Christian marriage is a sacrament— an outward and visible sign of God’s grace bringing two persons together and nurturing their love.

Marriage is a vocation, a calling to a particular vowed manner of life over the course of a lifetime. Not all people are called to marriage, but for those who are, it is to be entered into with mutual care, respect, and delight.

All this is why a wedding in The Episcopal Church is a sacred ritual that acknowledges and celebrates, before God and the community, the desire of the couple to enter a lifelong covenant. It symbolizes the ending of former and other potential ways of life, establishing a particular pathway into the future—in which two people promise to travel together. By uniting within the context of a faith community, the couple recognize that God is active in the love they feel for one another, and they place their relationship in God’s care. The couple make their vows before God and the gathered community of family, friends and the Church. They in turn receive the grace and blessing of God to help them fulfill those vows.

A wedding in The Episcopal Church is shaped by The Book of Common Prayer, Canon law, thoughtful and beautiful liturgical worship, and the laws of the state in which the marriage occurs. The Episcopal clergy person officiating at a wedding is responsible to provide pre-marital counseling and assists the couple in shaping a marriage service that reflects the tradition of the Episcopal church and the uniqueness of the persons who are committing to marriage. (adapted from The Diocese of Ft. Worth)

Funerals
Funerals are an important aspect of the pastoral care of all members of the Good Samaritan family. When someone has died, it is the duty of the church to welcome all who seek comfort and an appropriate celebration of a loved one’s life and new life in Christ.

Pre-planning your funeral is a great gift to your loved ones. To have prepared your wishes, in consultation with the Priest, ensures that your loved ones know that they are providing exactly the type of service you desire. It is never too early to make these arrangements. Click here to download Funeral Planning Guide and make an appointment with the Priest.

For those who have suffered a loss and are in immediate need of planning a funeral service we have a comprehensive check list for funeral planning. Please call the Church Office, 727-461-1717, for assistance and to let the clergy know of your loss. When the office is closed, a recorded message will provide emergency contact information. In some cases, arrangements are made through a funeral director, who will in turn consult the clergy regarding family preferences and availability of church and clergy.

In the Episcopal Church, a funeral may be held with the body present in a coffin or with the ashes present; or a memorial service may be held in the church after the remains, whether in a coffin, or ashes, have been committed to a final resting place. The clergy will be happy to discuss the theological and pastoral considerations in all these approaches, as well as in choosing the date for the service. The clergy will also be happy to provide or make referrals for grief counseling.

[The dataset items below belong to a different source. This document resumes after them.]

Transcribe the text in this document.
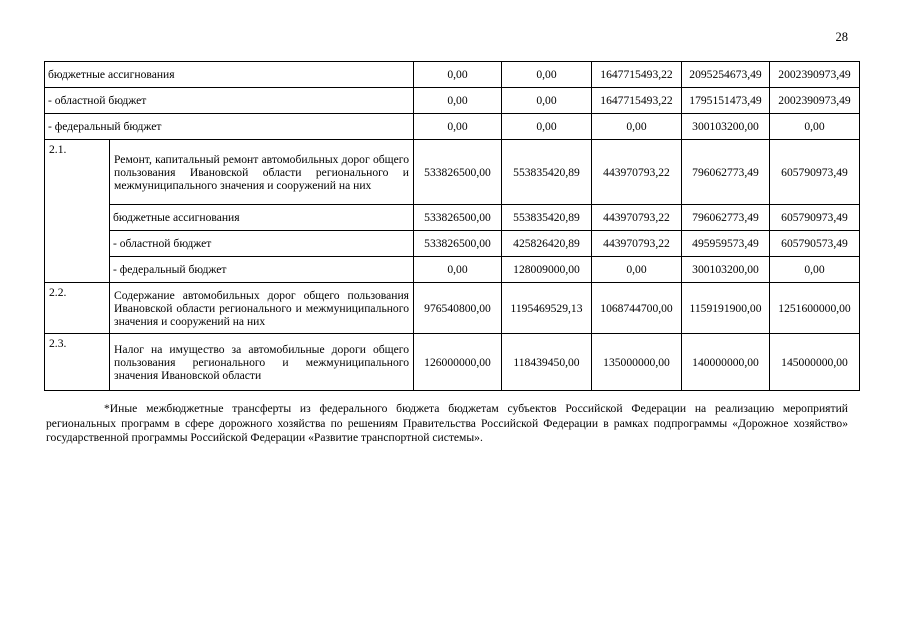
28
бюджетные ассигнования		0,00	0,00	1647715493,22	2095254673,49	2002390973,49
- областной бюджет		0,00	0,00	1647715493,22	1795151473,49	2002390973,49
- федеральный бюджет		0,00	0,00	0,00	300103200,00	0,00
2.1.	Ремонт, капитальный ремонт автомобильных дорог общего пользования Ивановской области регионального и межмуниципального значения и сооружений на них	533826500,00	553835420,89	443970793,22	796062773,49	605790973,49
	бюджетные ассигнования	533826500,00	553835420,89	443970793,22	796062773,49	605790973,49
	- областной бюджет	533826500,00	425826420,89	443970793,22	495959573,49	605790573,49
	- федеральный бюджет	0,00	128009000,00	0,00	300103200,00	0,00
2.2.	Содержание автомобильных дорог общего пользования Ивановской области регионального и межмуниципального значения и сооружений на них	976540800,00	1195469529,13	1068744700,00	1159191900,00	1251600000,00
2.3.	Налог на имущество за автомобильные дороги общего пользования регионального и межмуниципального значения Ивановской области	126000000,00	118439450,00	135000000,00	140000000,00	145000000,00
*Иные межбюджетные трансферты из федерального бюджета бюджетам субъектов Российской Федерации на реализацию мероприятий региональных программ в сфере дорожного хозяйства по решениям Правительства Российской Федерации в рамках подпрограммы «Дорожное хозяйство» государственной программы Российской Федерации «Развитие транспортной системы».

Following the guidelines of our Book of Common Prayer, baptized Christians are buried from the church, and we encourage a service to be held at a time when the congregation has the opportunity to be present. As with other sacramental rites in the church, funerals properly take place in the context of Christian community. You do not have to be a member of Good Samaritan in order for a funeral service to be held at the church.

The clergy will meet with the family to plan the service, including any music, in accordance with the liturgy provided in the Book of Common Prayer. Click here for our Funeral Planning Guide. There is no set fee for a funeral service at the church; families are asked to make a contribution to Good Samaritan’s Discretionary Fund, which assists people in need. Musicians will have fees for their services. Families may provide flowers arrangements for the altar. The clergy can assist in providing a referral for a florist.

Good Samaritan can provide space for a reception following a funeral; we ask that the family make arrangements for the food to be provided at the reception and pay a small fee for any extra needed clean up. Clergy will accompany the family to the cemetery to do a graveside committal service either before or after a service held in the church.

We commend to you the following description of the burial service of the Church from the Book of Common Prayer (p. 507):

“The liturgy for the dead is an Easter liturgy. It finds all its meaning in the resurrection. Because Jesus was raised from the dead, we, too, shall be raised. The liturgy, therefore, is characterized by joy, in the certainty that ‘neither death, nor life, nor angels, nor principalities, nor things present, nor things to come, nor powers, nor height, nor depth, nor anything else in all creation, will be able to separate us from the love of God in Christ Jesus our Lord’ [Romans 8:38-39].

May God bless you in this time of mourning, lighten the burden of grief, and through the gift of grace bring you in due course to wholeness and peace.

PLEASE NOTE: The clergy are available to all parishioners to discuss funeral arrangements at any time and are happy to make preliminary plans for a service in accordance with your wishes at a time when you are healthy and able to make choices about the service.

Good Samaritan is extremely blessed to have a Memorial Garden for the interment of the cremated remains of our congregation and their families.